У Штейгера острая, хотя и бессильная жалость без опоры в вере, да еще с иронией — пусть и горестной иронией, но и его тихий укор обличает жестоких политиков и жестоких «метафизиков».

Жалость укоренена в совести и, за немногими печальными исключениями, одушевляла русскую литературу. Даже Маяковский, воспевший чекиста Феликса Дзержинского, жалел хотя бы лошадей.

Не было у слабого Штейгера пророческого негодования и пророческих упований. Он мал и не удал, но есть у него свое небольшое, незаметное, но заслуженное место в русской поэзии.

Любовь: великое, но искалеченное слово… Французы говорят: любовь можно делать, и известно, что это значит.

О любви Штейгер писал не меньше, чем о жалости. Вот еще одно его легко запоминающееся пятистишие:

У нас не спросят: вы грешили? Нас спросят лишь: любили ль вы? Не поднимая головы, Мы скажем горько: — Да, увы, Любили… как ещё любили!..

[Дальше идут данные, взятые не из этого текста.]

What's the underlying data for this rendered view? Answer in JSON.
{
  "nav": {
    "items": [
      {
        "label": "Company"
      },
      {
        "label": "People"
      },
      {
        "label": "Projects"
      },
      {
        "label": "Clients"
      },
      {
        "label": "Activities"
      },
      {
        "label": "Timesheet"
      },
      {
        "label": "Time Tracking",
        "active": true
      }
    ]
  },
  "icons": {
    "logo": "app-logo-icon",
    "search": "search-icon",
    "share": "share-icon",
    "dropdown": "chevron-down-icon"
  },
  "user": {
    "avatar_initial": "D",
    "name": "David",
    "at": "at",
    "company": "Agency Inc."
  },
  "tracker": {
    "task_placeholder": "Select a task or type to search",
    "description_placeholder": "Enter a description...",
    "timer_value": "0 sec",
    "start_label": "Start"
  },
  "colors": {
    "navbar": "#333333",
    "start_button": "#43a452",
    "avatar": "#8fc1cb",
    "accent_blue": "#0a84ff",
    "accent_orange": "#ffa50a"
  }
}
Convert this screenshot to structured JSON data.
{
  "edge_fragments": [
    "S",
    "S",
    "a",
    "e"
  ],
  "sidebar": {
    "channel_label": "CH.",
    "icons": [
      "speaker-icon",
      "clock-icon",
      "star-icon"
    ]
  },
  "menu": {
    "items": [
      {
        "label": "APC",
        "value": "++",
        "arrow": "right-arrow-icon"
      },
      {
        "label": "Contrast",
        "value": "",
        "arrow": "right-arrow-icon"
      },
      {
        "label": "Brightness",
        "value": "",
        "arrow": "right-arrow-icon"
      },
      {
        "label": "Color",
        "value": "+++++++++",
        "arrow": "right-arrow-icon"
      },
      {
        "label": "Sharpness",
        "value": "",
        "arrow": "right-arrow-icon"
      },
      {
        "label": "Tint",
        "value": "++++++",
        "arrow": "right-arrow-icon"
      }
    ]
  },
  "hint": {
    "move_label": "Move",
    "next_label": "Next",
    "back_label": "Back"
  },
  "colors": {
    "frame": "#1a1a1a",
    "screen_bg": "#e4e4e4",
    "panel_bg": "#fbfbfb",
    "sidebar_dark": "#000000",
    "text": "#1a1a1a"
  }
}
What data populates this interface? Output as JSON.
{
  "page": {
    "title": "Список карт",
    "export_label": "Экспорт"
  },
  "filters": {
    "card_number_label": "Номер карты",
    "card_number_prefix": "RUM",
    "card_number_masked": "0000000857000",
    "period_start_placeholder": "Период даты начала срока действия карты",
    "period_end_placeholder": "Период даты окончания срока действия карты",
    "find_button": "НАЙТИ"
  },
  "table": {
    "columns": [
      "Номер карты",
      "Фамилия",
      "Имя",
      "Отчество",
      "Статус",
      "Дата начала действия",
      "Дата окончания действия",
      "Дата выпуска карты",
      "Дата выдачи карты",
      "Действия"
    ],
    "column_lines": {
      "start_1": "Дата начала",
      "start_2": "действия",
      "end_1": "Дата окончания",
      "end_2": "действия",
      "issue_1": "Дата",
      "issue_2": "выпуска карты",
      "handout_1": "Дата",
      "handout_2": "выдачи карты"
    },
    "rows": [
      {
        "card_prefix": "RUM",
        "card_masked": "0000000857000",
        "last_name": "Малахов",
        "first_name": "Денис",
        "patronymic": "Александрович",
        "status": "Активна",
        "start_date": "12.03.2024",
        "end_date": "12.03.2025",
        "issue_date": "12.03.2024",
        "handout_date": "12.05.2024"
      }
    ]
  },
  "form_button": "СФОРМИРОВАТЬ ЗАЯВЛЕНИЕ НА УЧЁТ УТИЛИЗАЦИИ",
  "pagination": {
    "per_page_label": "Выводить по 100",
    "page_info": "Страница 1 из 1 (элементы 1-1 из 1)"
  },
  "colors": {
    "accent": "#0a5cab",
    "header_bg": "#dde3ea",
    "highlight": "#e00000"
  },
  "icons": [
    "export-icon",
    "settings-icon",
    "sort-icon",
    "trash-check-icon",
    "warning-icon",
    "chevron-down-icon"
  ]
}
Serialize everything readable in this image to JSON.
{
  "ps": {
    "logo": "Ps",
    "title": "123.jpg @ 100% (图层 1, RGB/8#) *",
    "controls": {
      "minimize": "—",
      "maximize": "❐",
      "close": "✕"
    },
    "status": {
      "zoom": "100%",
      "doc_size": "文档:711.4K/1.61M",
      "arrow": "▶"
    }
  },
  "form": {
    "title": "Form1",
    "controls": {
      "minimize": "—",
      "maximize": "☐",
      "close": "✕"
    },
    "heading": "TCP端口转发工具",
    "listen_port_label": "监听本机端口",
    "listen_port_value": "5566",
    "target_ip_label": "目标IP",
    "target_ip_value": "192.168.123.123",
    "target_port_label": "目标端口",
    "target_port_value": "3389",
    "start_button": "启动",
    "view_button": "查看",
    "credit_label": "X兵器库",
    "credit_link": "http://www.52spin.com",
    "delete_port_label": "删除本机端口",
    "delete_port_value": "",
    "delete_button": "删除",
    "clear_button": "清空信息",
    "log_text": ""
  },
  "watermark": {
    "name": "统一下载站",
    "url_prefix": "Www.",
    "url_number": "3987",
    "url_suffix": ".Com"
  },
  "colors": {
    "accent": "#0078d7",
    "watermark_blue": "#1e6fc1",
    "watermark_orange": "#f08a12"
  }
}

И здесь ирония: если бы мы по-настоящему любили, незачем было бы опускать голову и горько сетовать. Слишком часто и притворство «любовью звалось». Какая же любовь истинная: без лжи и похоти? Ответ хотя бы в этом стихотворении о любви:

Здесь главное, конечно, не постель… Порука: никогда не снится твое тело, И значит, не оно единственная цель… Об этом говорить нельзя, но наболело.

Истинная любовь — нежная, жалеющая, самоотверженная. Она –

Чем больше отдает — тем глубже и сильнее.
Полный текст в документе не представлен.